In this final chapter of the film, the danger that has been looming throughout the entire film culminates in actual bloodshed. Although Wendy is technically the first character to strike a blow, Jack's revenge comes in the form of an axe through the Torrances' hotel room door, a symbol of his own identity fusing with that of Charles (or Delbert) Grady's.

Themes of identity are especially significant in this chapter of the film, which marks Jack's transformation into a killer, as well as Wendy's transformation—albeit out of necessity—into a survivor. These transformations are perversions of the roles that they occupy at the start of the film, when together they function as a classic, all-American nuclear family. For example, Jack's weapon, an axe, perverts the classic image of a father cutting wood for his family, and the allusions to late-night television ("Here's Johnny!") and bedtime stories (The Three Little Pigs) that Jack spouts as he chops his way towards Wendy and Danny likewise bend elements normally associated with a peaceful night at home with one's family.

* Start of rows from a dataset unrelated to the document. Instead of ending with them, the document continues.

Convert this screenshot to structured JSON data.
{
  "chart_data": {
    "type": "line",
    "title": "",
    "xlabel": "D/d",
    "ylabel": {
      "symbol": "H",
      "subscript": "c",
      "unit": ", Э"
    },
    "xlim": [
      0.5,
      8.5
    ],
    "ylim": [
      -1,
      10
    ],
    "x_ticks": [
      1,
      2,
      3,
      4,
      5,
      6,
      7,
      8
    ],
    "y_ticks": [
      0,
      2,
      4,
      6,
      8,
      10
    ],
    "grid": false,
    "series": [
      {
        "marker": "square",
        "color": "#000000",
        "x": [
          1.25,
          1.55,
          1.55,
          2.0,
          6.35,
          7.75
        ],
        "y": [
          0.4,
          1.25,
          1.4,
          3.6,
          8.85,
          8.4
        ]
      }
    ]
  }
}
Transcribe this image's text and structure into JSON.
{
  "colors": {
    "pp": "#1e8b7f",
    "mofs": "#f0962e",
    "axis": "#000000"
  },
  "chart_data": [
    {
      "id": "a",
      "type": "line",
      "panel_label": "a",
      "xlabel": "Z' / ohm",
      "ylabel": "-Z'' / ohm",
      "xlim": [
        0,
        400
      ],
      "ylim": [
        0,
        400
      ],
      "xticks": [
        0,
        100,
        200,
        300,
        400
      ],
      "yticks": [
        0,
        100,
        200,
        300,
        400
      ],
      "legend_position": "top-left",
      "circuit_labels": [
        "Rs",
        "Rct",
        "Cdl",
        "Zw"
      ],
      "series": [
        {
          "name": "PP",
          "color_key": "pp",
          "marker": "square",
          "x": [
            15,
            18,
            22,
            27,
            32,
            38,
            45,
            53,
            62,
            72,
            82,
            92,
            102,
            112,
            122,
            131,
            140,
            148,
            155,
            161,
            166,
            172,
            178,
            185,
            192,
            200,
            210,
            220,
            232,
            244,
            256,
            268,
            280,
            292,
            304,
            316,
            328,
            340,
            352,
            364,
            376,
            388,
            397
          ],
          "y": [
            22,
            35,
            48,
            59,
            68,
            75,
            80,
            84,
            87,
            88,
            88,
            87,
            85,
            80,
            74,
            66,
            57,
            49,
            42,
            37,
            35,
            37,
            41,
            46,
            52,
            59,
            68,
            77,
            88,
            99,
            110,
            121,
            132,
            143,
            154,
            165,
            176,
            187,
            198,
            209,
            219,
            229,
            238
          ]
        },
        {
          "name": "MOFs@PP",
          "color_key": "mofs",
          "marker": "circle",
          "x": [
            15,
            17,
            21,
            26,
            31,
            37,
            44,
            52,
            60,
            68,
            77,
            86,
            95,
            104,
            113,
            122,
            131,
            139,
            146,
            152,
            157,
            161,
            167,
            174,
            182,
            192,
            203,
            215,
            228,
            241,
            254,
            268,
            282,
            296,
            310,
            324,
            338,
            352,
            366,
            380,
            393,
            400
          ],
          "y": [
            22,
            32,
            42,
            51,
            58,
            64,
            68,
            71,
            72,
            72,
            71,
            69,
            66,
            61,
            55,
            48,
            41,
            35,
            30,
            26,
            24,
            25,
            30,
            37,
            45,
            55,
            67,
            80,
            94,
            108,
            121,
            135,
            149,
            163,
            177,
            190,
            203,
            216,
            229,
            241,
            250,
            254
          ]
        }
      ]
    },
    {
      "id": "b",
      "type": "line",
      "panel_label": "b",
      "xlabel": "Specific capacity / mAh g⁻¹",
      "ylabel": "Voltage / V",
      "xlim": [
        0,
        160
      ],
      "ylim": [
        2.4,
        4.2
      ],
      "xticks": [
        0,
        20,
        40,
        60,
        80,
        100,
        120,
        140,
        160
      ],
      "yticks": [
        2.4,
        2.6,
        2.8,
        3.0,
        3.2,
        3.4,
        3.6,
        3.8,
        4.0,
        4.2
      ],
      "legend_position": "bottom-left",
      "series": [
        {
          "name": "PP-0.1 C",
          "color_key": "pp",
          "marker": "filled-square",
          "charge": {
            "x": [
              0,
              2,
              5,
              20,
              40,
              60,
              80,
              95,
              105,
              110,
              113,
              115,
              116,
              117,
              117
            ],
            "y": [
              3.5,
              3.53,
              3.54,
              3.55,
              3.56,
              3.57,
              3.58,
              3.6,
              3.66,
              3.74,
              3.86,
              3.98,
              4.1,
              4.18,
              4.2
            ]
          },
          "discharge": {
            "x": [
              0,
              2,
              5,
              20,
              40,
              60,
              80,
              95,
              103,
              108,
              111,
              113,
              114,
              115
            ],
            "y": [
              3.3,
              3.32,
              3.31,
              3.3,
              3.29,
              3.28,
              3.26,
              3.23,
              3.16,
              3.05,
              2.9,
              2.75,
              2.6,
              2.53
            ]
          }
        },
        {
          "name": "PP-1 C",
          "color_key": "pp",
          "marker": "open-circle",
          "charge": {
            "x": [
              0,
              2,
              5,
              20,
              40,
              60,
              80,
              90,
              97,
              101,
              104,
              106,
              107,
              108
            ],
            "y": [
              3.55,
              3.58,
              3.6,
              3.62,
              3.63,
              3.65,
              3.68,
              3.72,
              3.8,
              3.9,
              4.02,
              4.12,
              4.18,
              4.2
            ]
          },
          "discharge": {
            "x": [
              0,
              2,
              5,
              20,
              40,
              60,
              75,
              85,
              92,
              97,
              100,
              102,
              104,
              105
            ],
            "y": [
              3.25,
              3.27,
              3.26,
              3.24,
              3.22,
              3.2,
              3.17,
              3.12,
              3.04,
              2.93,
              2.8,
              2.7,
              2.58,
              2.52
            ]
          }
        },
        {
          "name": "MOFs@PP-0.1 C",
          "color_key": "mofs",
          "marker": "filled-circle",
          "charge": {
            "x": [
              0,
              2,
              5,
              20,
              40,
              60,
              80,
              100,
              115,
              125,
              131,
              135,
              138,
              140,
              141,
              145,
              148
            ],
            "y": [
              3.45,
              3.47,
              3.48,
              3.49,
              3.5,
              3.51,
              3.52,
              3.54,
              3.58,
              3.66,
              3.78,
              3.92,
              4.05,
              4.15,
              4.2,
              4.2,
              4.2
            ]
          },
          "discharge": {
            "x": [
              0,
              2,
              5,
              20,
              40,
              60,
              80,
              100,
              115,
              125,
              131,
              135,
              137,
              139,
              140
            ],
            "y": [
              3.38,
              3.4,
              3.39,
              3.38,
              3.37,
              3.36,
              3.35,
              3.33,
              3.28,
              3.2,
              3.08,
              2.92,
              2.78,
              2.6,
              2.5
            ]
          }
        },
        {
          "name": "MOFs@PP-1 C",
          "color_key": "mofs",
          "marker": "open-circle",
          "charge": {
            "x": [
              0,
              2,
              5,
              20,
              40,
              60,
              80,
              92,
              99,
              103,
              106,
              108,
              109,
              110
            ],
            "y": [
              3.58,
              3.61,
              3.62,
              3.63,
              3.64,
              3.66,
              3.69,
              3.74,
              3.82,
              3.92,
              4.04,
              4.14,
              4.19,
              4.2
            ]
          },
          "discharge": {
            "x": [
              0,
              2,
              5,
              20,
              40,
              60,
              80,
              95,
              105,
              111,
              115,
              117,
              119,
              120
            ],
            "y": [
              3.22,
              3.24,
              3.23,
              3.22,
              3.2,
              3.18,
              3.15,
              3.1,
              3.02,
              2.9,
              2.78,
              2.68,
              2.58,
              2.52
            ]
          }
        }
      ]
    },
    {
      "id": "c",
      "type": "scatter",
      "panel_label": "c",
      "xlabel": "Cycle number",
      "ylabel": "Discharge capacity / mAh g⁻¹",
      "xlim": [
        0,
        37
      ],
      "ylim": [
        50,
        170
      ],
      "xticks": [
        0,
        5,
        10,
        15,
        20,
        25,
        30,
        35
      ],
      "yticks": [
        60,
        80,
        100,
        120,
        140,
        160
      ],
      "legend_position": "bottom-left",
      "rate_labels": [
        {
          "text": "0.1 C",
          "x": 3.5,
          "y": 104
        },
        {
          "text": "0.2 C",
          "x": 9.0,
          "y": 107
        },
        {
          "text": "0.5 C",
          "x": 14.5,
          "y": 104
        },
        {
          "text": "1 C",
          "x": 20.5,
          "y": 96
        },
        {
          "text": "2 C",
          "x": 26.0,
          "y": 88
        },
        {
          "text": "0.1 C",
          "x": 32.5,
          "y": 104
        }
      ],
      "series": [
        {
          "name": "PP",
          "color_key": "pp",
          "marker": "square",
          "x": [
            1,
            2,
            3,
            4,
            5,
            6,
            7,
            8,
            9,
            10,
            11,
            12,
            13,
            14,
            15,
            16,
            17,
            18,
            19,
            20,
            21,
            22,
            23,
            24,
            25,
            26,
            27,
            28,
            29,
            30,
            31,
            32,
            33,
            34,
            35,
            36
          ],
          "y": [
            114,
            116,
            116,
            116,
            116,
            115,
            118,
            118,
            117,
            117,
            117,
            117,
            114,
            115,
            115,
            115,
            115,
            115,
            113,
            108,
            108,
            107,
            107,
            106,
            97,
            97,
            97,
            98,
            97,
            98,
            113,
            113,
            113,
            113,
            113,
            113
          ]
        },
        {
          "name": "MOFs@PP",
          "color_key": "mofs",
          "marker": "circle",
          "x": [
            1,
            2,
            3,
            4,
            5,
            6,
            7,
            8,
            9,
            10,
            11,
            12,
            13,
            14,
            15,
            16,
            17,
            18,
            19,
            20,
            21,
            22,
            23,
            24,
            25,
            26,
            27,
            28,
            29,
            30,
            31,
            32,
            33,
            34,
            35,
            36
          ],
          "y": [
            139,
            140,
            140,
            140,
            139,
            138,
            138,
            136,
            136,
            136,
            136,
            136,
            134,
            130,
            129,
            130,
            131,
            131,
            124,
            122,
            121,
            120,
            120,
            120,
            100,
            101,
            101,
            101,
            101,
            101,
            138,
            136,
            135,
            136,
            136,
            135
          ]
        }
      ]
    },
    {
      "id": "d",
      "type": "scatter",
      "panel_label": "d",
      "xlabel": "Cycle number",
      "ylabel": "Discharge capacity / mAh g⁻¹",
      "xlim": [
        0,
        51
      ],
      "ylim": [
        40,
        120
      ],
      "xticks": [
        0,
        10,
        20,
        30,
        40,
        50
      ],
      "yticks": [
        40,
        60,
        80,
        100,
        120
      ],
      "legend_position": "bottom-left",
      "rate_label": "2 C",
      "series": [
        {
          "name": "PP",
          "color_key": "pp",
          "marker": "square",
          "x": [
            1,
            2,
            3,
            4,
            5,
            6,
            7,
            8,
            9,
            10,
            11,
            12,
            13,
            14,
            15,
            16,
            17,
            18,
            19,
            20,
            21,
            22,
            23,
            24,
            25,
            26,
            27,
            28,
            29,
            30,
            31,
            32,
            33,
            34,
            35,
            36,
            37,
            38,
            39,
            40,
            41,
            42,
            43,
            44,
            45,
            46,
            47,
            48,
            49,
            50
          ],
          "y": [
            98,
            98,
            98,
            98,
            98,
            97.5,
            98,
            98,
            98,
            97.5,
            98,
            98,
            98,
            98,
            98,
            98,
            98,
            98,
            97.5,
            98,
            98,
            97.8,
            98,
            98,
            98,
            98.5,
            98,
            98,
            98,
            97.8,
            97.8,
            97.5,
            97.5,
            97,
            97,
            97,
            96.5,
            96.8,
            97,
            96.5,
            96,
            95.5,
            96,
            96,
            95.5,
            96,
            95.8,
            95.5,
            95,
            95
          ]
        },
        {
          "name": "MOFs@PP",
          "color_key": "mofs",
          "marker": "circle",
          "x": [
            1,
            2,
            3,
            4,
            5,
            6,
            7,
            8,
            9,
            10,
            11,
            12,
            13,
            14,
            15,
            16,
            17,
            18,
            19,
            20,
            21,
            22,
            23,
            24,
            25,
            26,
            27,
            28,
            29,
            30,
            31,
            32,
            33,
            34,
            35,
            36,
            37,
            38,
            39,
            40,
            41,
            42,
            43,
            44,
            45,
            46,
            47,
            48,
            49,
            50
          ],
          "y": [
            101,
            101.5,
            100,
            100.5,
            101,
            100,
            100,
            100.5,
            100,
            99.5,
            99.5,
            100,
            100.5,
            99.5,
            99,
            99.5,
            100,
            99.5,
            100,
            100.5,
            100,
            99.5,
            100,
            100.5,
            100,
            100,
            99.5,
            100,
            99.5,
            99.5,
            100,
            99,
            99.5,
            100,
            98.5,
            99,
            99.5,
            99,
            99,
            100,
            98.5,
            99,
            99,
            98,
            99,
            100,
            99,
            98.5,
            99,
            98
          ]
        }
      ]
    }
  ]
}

A similar perversion underlies the kitchen knife that Wendy uses to defend herself, as it twists the traditional domesticity of the mother into a gruesome image. This is a prevalent theme throughout this chapter, since Wendy spends much of it in a desperate, frazzled state of perverted motherhood. For example, when Danny writes REDRUM on the Torrance's bathroom door, he uses Wendy's red lipstick to do so, bending a traditionally feminine tool into a warning sign whose color links it to other motifs of red in the film, such as the bloody elevator and the red room in which Jack decides to murder his family. It is likewise significant, then, that Jack traps Wendy in the bathroom, a setting that is culturally associated with time-consuming female primping rituals.

Wendy's final run through the hotel on her search for Danny, in which she witnesses numerous horrific images, is the culmination of the breakdown of the American nuclear family that has pervaded the action of the film. In this sequence, Wendy dashes from one space of the hotel to another, accenting the hotel's perverted geometry, a symbol of her own family's utter fragmentation. Indeed, Jack, Wendy, and Danny are literally isolated from one another in this sequence, each one searching for another in a kind of twisted family ritual. Importantly, in this sequence Wendy finally sees some of the images by which her husband and son have been haunted throughout the film, such as the partying skeletons and the bloody elevator, understanding all at once the loss of innocence that has perverted her once-idyllic family.

This breakdown of familial connection, however, is best embodied by the final chase through the hedge maze. Whereas Jack once towered over the scale model of the maze, a symbol of his sadistic surveillance of his own family's every move, he is in this sequence forced to explore the maze himself, no longer a godlike figure but a man. Once inside the maze, Jack loses track of his son, symbolizing the loss of both physical and emotional connection with his family. Ultimately, it is this perversion of fatherhood and familial ties that undoes Jack, trapping him in a prison of his own inability to connect with his fleeing son.

In the film's final sequence, the family is notably absent, and the camera seems to glide along, disembodied. This lends the camera the same ghostly presence that it had when it seemed to watch Jack's car on its way up the twisting mountain passes, in the film's first sequence. Here, however, it seems to communicate more directly with the audience, showing us a picture of Jack at one of the hotel's lavish parties in 1921. This final twist ending is a parting instance of dramatic irony aimed at the audience—only we can know that Jack was always somehow a part of the hotel's supernatural past.